Arias came out in a burlap dress, demonstrating his humility. Just kidding! (Not about the burlap; that really happened!) It was an ironic joke, because the whole crowd at Joe’s was well aware that he usually dresses not only fashionably, but in couture-often designed by his good friend Thierry Mugler, who wrote one of the songs Arias performed in the show. When he changed out of the burlap, it was, indeed, into a couture gown (though not by Mugler) that was mostly see-though below his signature corseted wasp waist. As the show got boozier, Arias began interacting more flirtatiously with the audience. At one point he hiked up the dress, squatted down, put his crotch in the face of someone in the front row and screamed “Look!” This was pretty funny anyway, but more so because the fur cuff at the bottom of the hiked-up dress actually covered his crotch up more than the sheer fabric of the dress falling normally.
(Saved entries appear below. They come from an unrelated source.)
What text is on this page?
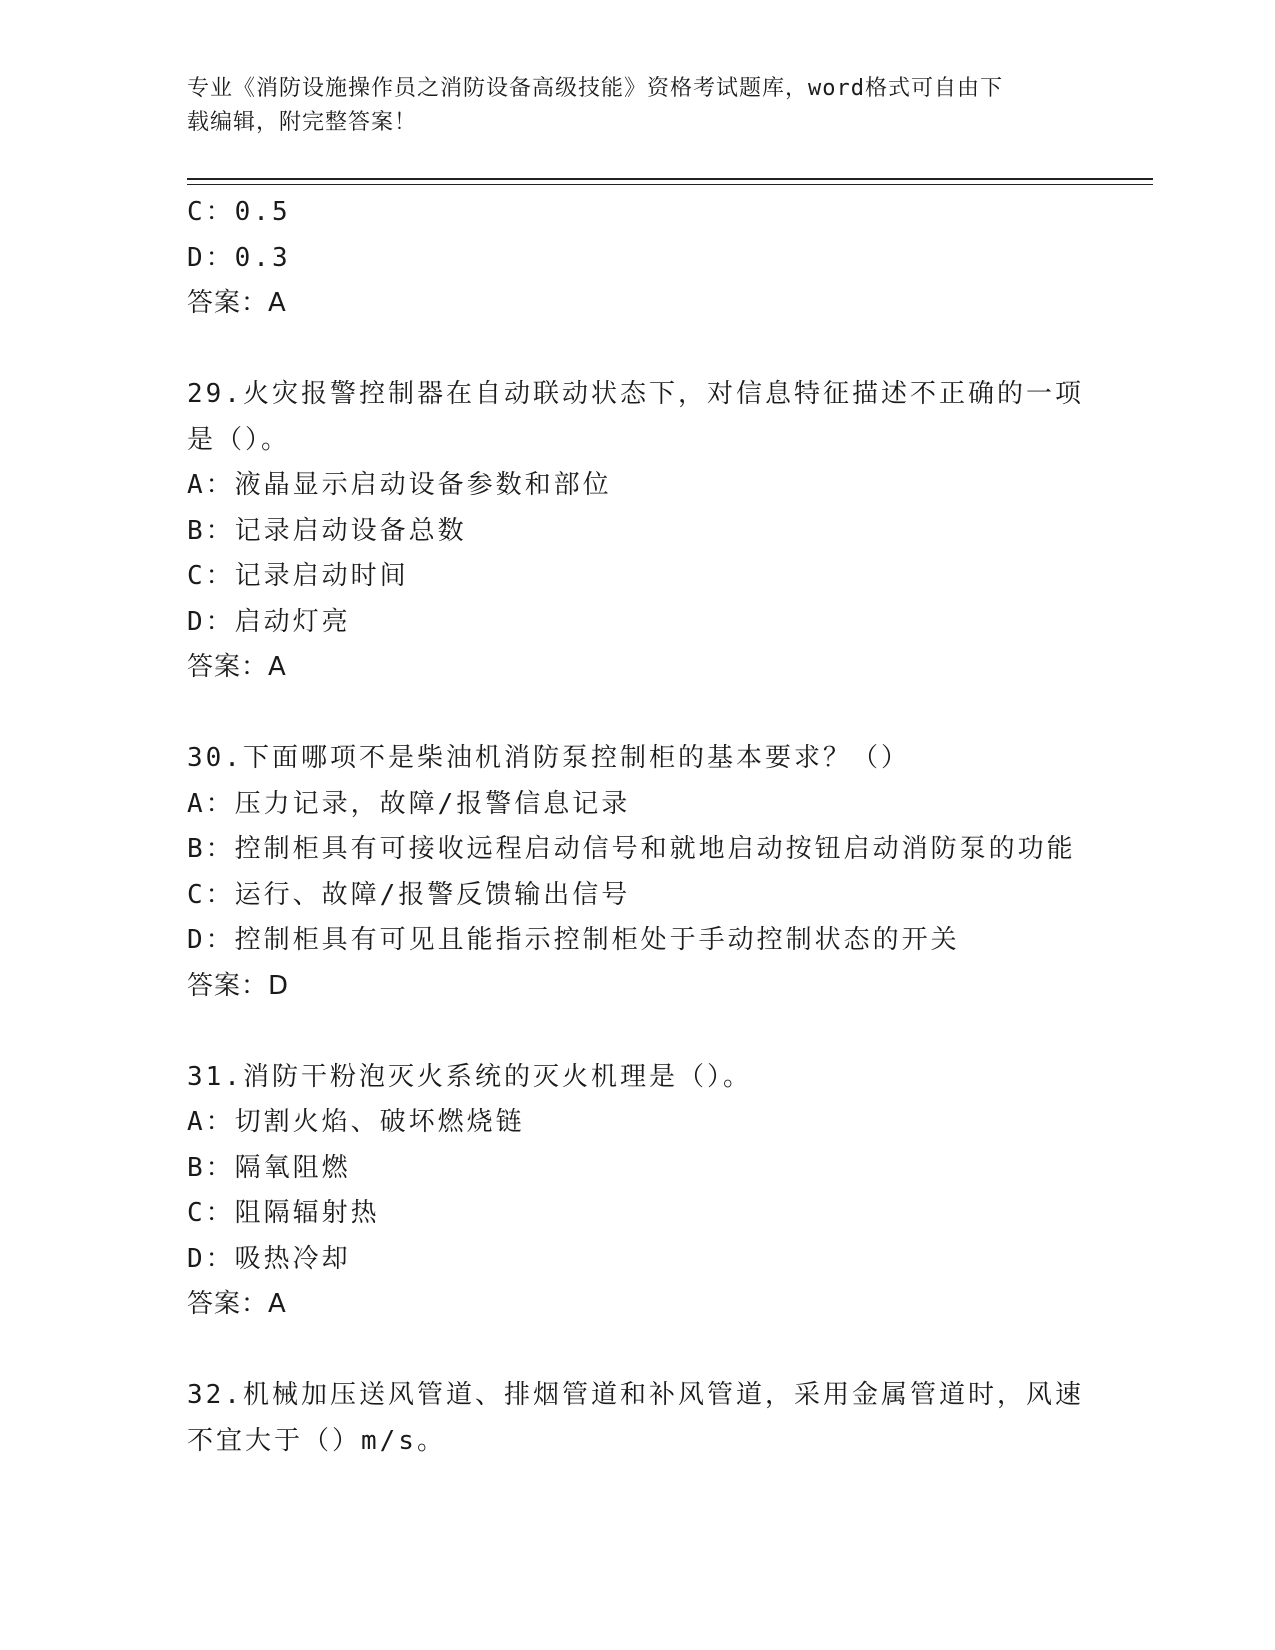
专业《消防设施操作员之消防设备高级技能》资格考试题库，word格式可自由下
载编辑，附完整答案！
C：0.5
D：0.3
答案：A
29.火灾报警控制器在自动联动状态下，对信息特征描述不正确的一项
是（）。
A：液晶显示启动设备参数和部位
B：记录启动设备总数
C：记录启动时间
D：启动灯亮
答案：A
30.下面哪项不是柴油机消防泵控制柜的基本要求？（）
A：压力记录，故障/报警信息记录
B：控制柜具有可接收远程启动信号和就地启动按钮启动消防泵的功能
C：运行、故障/报警反馈输出信号
D：控制柜具有可见且能指示控制柜处于手动控制状态的开关
答案：D
31.消防干粉泡灭火系统的灭火机理是（）。
A：切割火焰、破坏燃烧链
B：隔氧阻燃
C：阻隔辐射热
D：吸热冷却
答案：A
32.机械加压送风管道、排烟管道和补风管道，采用金属管道时，风速
不宜大于（）m/s。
He opened the playful, informal show by introducing himself as Billie Holiday. Fans know Arias for his expert mimicry of Holiday’s distinctive voice and sophisticated jazz phrasing. He sang Holiday’s God Bless the Child, changing the lyrics at one point to address the audience: “God bless all you fuckers.” Later on, Arias sang White Christmas in the voice of Holiday. Throughout the theremin solo during that song, he pantomimed riding a horse, and, since he truly knows what the Christmas spirit is all about, he quipped, “I like you Santa Claus. Don’t touch my ass” as the song was ending. God bless us all, every one.
The other Christmas number came courtesy of the Pixie Harlots. They performed a sultry dance number to Frankie Goes to Hollywood’s “The Power of Love,” a Christmas power ballad (not to be confused with the Celine Dion or the Huey Lewis and the News songs of the same name). As they danced in front of the Mayan calendar, they revealed that the Mayan god’s face at the center covered a secret compartment containing a pizza.
In many of the songs, Arias used his unique jazz scat style of ethereal, high-pitched vocalization. It’s a genuinely masterful technique, and he’s a gifted musician. While singing Led Zeppelin’s Kashmir, there were moments when Arias’ scat vocals were indistinguishable from Bartlett’s synthesizer and Loy’s theremin.
Arias sang his late friend Klaus Nomi’s Nomi Song. Nomi was a trained operatic countertenor, which Arias is not, and he declared it “a really fucking hard song to sing” when he finished. No matter the difficulty, he crushed the performance.
Someone in the audience recorded Nomi Song and put it on YouTube. That person’s other videos of the show are here: the Pixie Harlots (including the pizza), White Christmas (including the horsey dance), and Kashmir.
If this review seems breathless and enthusiastic, it’s because Arias consistently elicits that reaction. He’s an incandescent performer and a force of nature. Although, not the kind of force of nature that leads to world-wide cataclysm. Sorry, Mayans.